Гам стоял зимой такой, что ушам больно: всякий музыку играет, как умеет, пляшет, хлеб, мед и золото сулит. Страсти и не понять уже, в какую сторону смотреть, а уж кого в соблазнители себе выбрать – и подавно. Был год, когда повлеклась она к тому крестьянину, у кого рог трубил громче: приняла она, душа простая, рев этот за силу его желанья. В другую зиму пошла за тем, кто плясал так, что глаз не отвести: решила, дурочка, что эдак вот тонко он чувствует. А то была пора, когда склонилась она к тому, у кого товар лучше: понадеялась, бестолковщина, что это щедрость в нем говорит.
После она уже совсем забыла, чего желала отыскать среди людей. Зимою возвращалась – ежегодный обряд – и бушевала, ища побольше, получше… чего? Она уже не робела. Заваливала костры, хоронила селян под своими покровами снега. Люди звали ее жестокой – уже не дурочкой простодушной – и не понимали, отчего она стала так похожа на них.
Тот год зима растянулась – апрель, май, июнь, июль. К августу уже для тепла жгли дни календарей. Царь повелел: тому, кто низвергнет ее, никогда больше не придется работать. Но те, кто некогда глотки друг другу рвали, лишь бы ее подманить, теперь лишь упрашивали: только уйди. Рога и дудочки забросили, голоса слились в один: «Провались ты, Страсть! Пошла прочь! Уходи! Вон!»

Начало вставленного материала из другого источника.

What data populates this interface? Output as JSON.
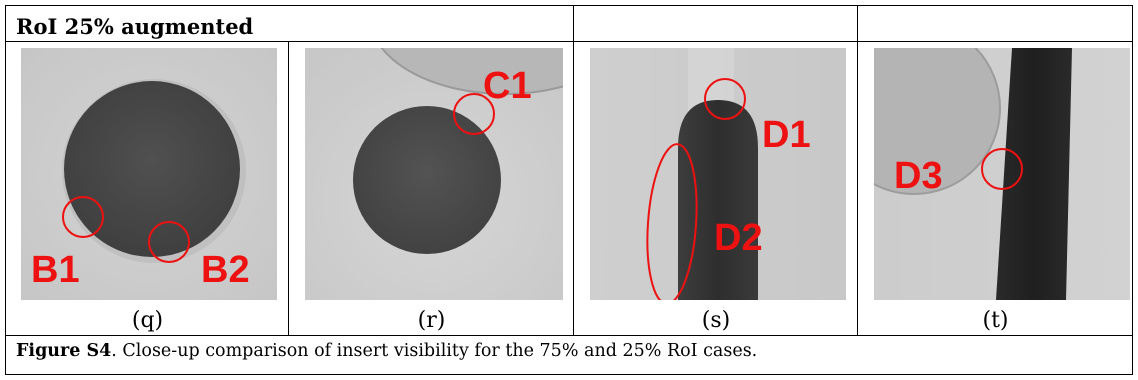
{
  "header": {
    "title": "RoI 25% augmented"
  },
  "panels": [
    {
      "caption": "(q)",
      "markers": [
        "B1",
        "B2"
      ]
    },
    {
      "caption": "(r)",
      "markers": [
        "C1"
      ]
    },
    {
      "caption": "(s)",
      "markers": [
        "D1",
        "D2"
      ]
    },
    {
      "caption": "(t)",
      "markers": [
        "D3"
      ]
    }
  ],
  "figure_caption": {
    "label": "Figure S4",
    "text": ". Close-up comparison of insert visibility for the 75% and 25% RoI cases."
  },
  "colors": {
    "marker": "#ee1111",
    "border": "#000000"
  }
}
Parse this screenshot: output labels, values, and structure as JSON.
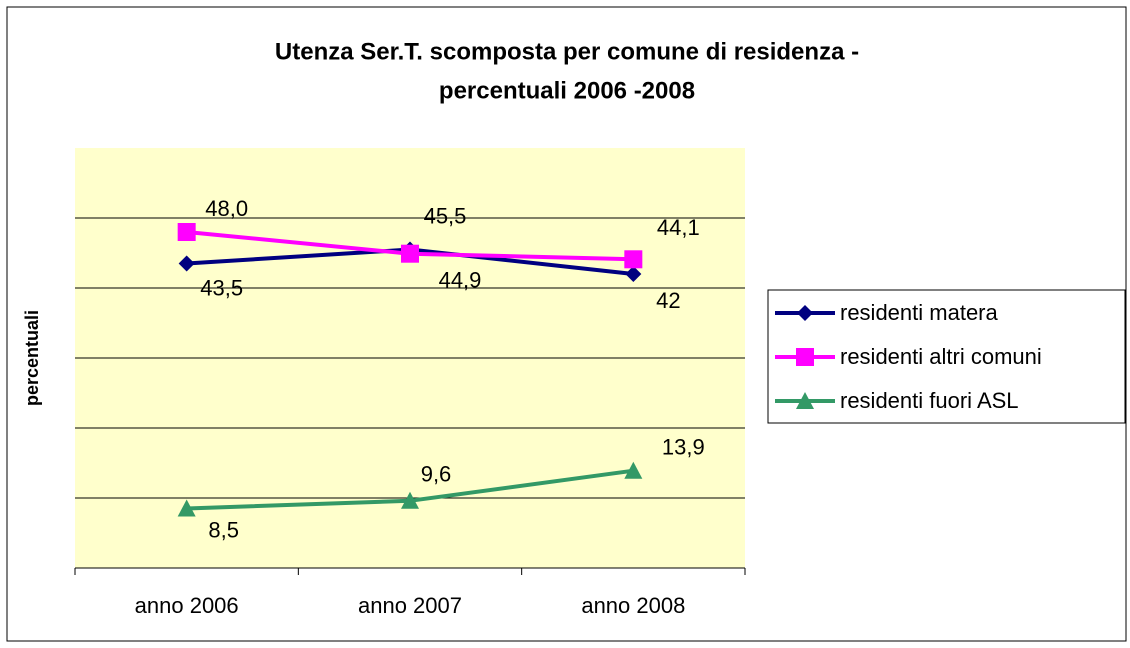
{
  "chart_data": {
    "type": "line",
    "title": [
      "Utenza Ser.T. scomposta per comune di residenza -",
      "percentuali 2006 -2008"
    ],
    "y_label": "percentuali",
    "categories": [
      "anno 2006",
      "anno 2007",
      "anno 2008"
    ],
    "series": [
      {
        "name": "residenti matera",
        "color": "#000080",
        "marker": "diamond",
        "values": [
          43.5,
          45.5,
          42
        ],
        "value_labels": [
          "43,5",
          "45,5",
          "42"
        ]
      },
      {
        "name": "residenti altri comuni",
        "color": "#ff00ff",
        "marker": "square",
        "values": [
          48.0,
          44.9,
          44.1
        ],
        "value_labels": [
          "48,0",
          "44,9",
          "44,1"
        ]
      },
      {
        "name": "residenti fuori ASL",
        "color": "#339966",
        "marker": "triangle",
        "values": [
          8.5,
          9.6,
          13.9
        ],
        "value_labels": [
          "8,5",
          "9,6",
          "13,9"
        ]
      }
    ],
    "ylim": [
      0,
      60
    ],
    "yticks": [
      10,
      20,
      30,
      40,
      50
    ],
    "grid": true,
    "legend": "right"
  }
}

Сентябрь, октябрь, ноябрь. Зима увела в другую зиму. Царские охотники расставляли на Страсть капканы. Стреляли наповал, а заряды лишь тонули в снегу. Декабрь, январь, февраль, март. Месяцы теряли смысл, годы – счет. Какие уж тут слова? Время отмерялось лишь мучительным наступленьем голода. Люди уже томились по смерти.